Gentle correction

accusingFingerGodly discipline allows children to please parents. It fits the punishment to the crime. Children come to understand cause and effect, sowing and reaping. Big crime gets a big punishment; little crime receives a little punishment.

With abuse, punishment is arbitrary and often unfair, but Godly discipline distinguishes between a mistake and a deliberate sin.

Or if someone with a stone in his hand strikes and kills another person, it is murder, and the murderer must be put to death.  Numbers 35:17 (NLT)

But suppose someone pushes another person without having shown previous hostility, or throws something that unintentionally hits another person, or accidentally drops a huge stone on someone, though they were not enemies, and the person dies. If this should happen, the community must follow these regulations in making a judgment between the slayer and the avenger, the victim’s nearest relative: The community must protect the slayer from the avenger and must escort the slayer back to live in the city of refuge to which he fled. Numbers 35:22–25 ( NLT)

Our High Priest, Jesus, corrects gently, because he empathizes with our weakness. In the same way, good parents model love and acceptance for themselves and others as they move between their ideal self and their real self. This encourages growth.

Now that we know what we have—Jesus, this great High Priest with ready access to God—let’s not let it slip through our fingers.

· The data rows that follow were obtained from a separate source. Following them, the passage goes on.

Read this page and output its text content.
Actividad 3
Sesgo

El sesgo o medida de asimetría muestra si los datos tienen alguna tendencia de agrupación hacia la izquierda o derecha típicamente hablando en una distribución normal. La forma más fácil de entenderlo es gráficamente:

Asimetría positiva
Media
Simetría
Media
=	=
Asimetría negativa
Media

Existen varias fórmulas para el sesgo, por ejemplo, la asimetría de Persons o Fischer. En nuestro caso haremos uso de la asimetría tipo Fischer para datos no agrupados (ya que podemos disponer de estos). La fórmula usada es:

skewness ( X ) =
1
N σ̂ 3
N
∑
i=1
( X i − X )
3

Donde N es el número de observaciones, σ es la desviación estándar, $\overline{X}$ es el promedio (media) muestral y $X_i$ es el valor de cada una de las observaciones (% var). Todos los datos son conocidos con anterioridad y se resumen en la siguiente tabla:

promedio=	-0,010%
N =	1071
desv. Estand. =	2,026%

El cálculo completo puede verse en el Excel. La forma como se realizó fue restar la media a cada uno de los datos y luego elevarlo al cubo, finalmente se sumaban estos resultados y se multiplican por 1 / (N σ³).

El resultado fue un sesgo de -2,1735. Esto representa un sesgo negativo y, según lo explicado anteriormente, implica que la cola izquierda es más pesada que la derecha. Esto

We don’t have a priest who is out of touch with our reality. He’s been through weakness and testing, experienced it all—all but the sin. So let’s walk right up to him and get what he is so ready to give. Take the mercy, accept the help.  Hebrews 4:14–16 (The Message)

Every high priest selected to represent men and women before God and offer sacrifices for their sins should be able to deal gently with their failings, since he knows what it’s like from his own experience. But that also means that he has to offer sacrifices for his own sins as well as the peoples’. Hebrews 5:1–2 (The Message)

Expertise comes through training in increments, step by step. Children need opportunities to learn skills and watch their parents model expertise themselves. This is how children learn that they can learn and how they develop a belief that they can tackle any task. Expecting performance without any instruction is abuse.

Instead of giving you God’s Law as food and drink by which you can banquet on God, they package it in bundles of rules, loading you down like pack animals. They seem to take pleasure in watching you stagger under these loads, and wouldn’t think of lifting a finger to help. Matthew 23:4 (The Message)

Godly discipline is meant to cut off guilt—to clothe the child in righteousness. Every time a parent disciplines his child, he expects him to draw a conclusion from it, to remember what he was taught.

He has removed our sins as far from us as the east is from the west. Psalm 103:12 (NLT)

For our earthly fathers disciplined us for a few years, doing the best they knew how. But God’s discipline is always good for us, so that we might share in his holiness. Hebrews 12:10  (NLT)

Abuse does the opposite. It attaches guilt to the child, and the child can’t let it go. For example, a mother’s continual lecturing or a father’s listing of the wrongs and a catalog of what should have been can stop a child from actually learning and integrating a lesson. Tell him why, explain the punishment. Sometimes this step needs to be repeated, and if the punishment isn’t working, it may be necessary to up the ante a little bit. But prolonged lectures steal from the child the right to draw for themselves the right thinking you are trying to teach—to learn from their mistakes and to own them for themselves. In his book Changes That Heal Henry Cloud says it this way:

“If the questioning and learning of adolescence goes well, the people who come out the other end can be called adults. They are their own person, responsible for themselves; they leave home, establish a life of their own with their own talents, directions, purpose, power, office, influence, and expertise, and have a good beginning in healthy submission. They no longer look to other adults to perform parental functions for them (such as thinking for them or telling them what to believe and how to live). Other adults are looked to as experts who can offer advice and input, but each person is responsible for his or her own life.”